At least three of the officials involved in organizing and running the Jan 6. rally that preceded the storming of the U.S. Capitol are handing over documents in response to subpoenas from the House committee investigating the attack.
The 11 organizers and staffers were given a Wednesday deadline to turn over documents and records as part of the committee's investigation into the most serious breach of the Capitol building since the War of 1812. The organizers have also been asked to appear at separate depositions the committee has scheduled beginning later this month.
Other subpoenas have also been served to top White House officials and Trump advisers, including former White House chief of staff Mark Meadows and adviser Steve Bannon, who has thus far refused to cooperate, putting him at risk of being charged with contempt.

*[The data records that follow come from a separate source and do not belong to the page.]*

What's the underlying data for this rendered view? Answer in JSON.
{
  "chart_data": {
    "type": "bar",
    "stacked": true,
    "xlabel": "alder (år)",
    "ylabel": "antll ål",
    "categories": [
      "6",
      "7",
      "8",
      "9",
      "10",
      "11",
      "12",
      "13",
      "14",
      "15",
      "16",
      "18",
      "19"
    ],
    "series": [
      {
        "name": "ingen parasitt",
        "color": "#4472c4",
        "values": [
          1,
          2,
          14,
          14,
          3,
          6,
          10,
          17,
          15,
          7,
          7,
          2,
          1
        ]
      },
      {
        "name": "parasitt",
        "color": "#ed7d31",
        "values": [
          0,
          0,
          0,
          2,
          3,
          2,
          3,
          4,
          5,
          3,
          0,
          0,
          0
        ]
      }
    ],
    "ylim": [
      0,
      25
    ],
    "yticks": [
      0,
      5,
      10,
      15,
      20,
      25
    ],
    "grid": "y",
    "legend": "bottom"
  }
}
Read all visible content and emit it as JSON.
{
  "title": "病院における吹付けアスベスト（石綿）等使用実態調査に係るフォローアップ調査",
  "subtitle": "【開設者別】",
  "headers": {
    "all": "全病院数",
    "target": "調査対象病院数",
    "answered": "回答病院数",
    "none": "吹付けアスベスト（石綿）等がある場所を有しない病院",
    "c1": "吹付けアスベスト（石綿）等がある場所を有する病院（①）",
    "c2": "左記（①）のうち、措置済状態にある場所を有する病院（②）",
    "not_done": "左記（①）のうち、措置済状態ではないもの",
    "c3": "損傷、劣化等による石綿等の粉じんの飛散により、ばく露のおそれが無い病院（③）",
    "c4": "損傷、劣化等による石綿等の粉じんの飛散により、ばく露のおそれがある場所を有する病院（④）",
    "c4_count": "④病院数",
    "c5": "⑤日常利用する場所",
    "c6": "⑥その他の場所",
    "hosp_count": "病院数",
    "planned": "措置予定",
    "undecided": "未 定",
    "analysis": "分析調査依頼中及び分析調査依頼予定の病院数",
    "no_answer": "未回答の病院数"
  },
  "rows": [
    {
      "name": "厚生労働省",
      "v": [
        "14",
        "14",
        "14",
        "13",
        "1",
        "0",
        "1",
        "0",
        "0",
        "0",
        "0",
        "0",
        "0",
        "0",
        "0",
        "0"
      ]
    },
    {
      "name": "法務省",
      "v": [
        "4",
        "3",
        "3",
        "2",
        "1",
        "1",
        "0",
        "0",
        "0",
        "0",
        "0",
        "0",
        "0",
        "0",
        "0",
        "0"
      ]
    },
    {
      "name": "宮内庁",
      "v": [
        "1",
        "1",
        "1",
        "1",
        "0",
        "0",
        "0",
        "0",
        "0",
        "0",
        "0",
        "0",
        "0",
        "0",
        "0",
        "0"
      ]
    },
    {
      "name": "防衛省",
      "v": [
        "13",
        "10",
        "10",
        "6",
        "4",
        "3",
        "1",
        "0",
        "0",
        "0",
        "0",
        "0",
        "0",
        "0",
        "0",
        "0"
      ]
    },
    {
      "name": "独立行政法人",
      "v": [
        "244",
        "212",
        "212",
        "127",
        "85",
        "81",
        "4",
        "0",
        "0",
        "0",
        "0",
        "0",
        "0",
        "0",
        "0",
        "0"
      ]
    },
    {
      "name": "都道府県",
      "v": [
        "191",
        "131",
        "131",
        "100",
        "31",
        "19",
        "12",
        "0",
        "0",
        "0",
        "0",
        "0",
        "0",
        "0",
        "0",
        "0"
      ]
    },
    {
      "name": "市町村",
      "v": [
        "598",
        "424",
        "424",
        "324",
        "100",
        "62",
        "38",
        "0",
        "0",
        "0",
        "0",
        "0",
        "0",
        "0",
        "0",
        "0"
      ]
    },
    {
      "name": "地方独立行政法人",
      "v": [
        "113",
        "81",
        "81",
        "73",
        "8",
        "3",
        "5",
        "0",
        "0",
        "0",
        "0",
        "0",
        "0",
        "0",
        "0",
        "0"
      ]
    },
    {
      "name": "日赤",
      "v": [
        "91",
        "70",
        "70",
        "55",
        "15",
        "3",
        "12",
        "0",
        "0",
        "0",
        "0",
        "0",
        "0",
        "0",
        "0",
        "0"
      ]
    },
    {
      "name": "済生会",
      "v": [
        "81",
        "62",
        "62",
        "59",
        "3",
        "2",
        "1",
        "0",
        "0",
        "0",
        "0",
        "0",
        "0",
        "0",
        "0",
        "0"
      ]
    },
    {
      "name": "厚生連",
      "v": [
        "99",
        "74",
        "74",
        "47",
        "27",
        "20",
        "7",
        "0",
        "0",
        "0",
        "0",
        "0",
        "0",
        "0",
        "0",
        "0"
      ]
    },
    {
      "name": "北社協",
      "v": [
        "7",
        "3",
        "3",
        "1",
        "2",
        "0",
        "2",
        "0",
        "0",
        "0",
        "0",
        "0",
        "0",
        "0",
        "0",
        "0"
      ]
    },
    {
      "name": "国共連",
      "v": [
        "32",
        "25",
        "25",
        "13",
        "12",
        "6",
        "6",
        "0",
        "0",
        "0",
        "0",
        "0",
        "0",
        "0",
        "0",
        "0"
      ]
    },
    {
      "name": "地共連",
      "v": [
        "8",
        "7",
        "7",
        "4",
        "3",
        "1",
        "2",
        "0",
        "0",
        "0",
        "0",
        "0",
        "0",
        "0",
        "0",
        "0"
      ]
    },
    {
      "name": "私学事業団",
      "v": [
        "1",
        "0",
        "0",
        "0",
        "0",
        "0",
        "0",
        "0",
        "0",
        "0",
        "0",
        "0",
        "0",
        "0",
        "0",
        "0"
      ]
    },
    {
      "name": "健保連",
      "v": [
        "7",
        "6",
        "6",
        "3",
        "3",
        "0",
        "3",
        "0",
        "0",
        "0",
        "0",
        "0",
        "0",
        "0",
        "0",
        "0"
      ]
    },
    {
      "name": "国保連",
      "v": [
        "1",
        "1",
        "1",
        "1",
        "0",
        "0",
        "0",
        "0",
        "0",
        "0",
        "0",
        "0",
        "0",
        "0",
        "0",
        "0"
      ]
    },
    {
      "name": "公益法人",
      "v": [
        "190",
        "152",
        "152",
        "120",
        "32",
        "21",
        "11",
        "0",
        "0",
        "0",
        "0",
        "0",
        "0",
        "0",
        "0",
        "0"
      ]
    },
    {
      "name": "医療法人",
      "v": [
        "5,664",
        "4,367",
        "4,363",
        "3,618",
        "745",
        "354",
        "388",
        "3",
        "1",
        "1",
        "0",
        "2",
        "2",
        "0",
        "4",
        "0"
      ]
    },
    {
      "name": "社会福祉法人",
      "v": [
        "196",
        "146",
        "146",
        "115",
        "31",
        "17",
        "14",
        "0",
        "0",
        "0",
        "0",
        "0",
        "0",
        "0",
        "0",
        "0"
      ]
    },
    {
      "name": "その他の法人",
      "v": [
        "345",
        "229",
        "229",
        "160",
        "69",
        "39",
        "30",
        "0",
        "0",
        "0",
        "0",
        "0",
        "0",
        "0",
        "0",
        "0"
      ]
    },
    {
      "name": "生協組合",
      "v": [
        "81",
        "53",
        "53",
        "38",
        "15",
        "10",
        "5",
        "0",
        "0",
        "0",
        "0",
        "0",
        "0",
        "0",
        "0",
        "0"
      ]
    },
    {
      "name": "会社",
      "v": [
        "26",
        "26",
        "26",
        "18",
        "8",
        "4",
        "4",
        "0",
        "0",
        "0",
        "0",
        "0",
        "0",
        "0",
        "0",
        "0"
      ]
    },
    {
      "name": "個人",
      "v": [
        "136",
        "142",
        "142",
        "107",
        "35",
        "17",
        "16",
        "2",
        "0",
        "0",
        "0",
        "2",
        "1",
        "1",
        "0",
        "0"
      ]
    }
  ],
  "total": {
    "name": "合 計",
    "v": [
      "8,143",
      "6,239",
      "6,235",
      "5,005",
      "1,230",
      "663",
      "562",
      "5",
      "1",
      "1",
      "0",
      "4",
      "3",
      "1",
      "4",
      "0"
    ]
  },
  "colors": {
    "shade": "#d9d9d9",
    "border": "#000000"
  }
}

Among those responding to the Wednesday deadline are Lyndon Brentnall, whose firm was hired to provide event security that day. "All the documents and communications requested by the subpoena were handed in," he told The Associated Press.
Two longtime Trump campaign and White House staffers, Megan Powers and Hannah Salem, who were listed on the Jan 6. rally permit as “operations manager for scheduling and guidance" and “operations manager for logistics and communications," have also provided documents or are planning to do so.
Powers, who also served as the Trump reelection campaign’s director of operations, intends to provide the committee with the requested documentation and to meet with them — though it remains unclear what form such meetings will take, according to a person familiar with her response who spoke on condition of anonymity.
Brentnall had previously said his firm had “every intention” of complying with the select committee. “As far as we’re concerned, we ran security at a legally permitted event run in conjunction with the U.S. Secret Service and the Park Police,” he said.
The committee has said the subpoenas are part of its effort to collect information “on the planning, organization, and funding” of the Jan. 6 rally as well as other events planned to support Trump's claims of election fraud in the weeks between his November election defeat and the January attack.
A committee spokesperson declined to comment Wednesday on the responses it had received and how many of the 11 were complying.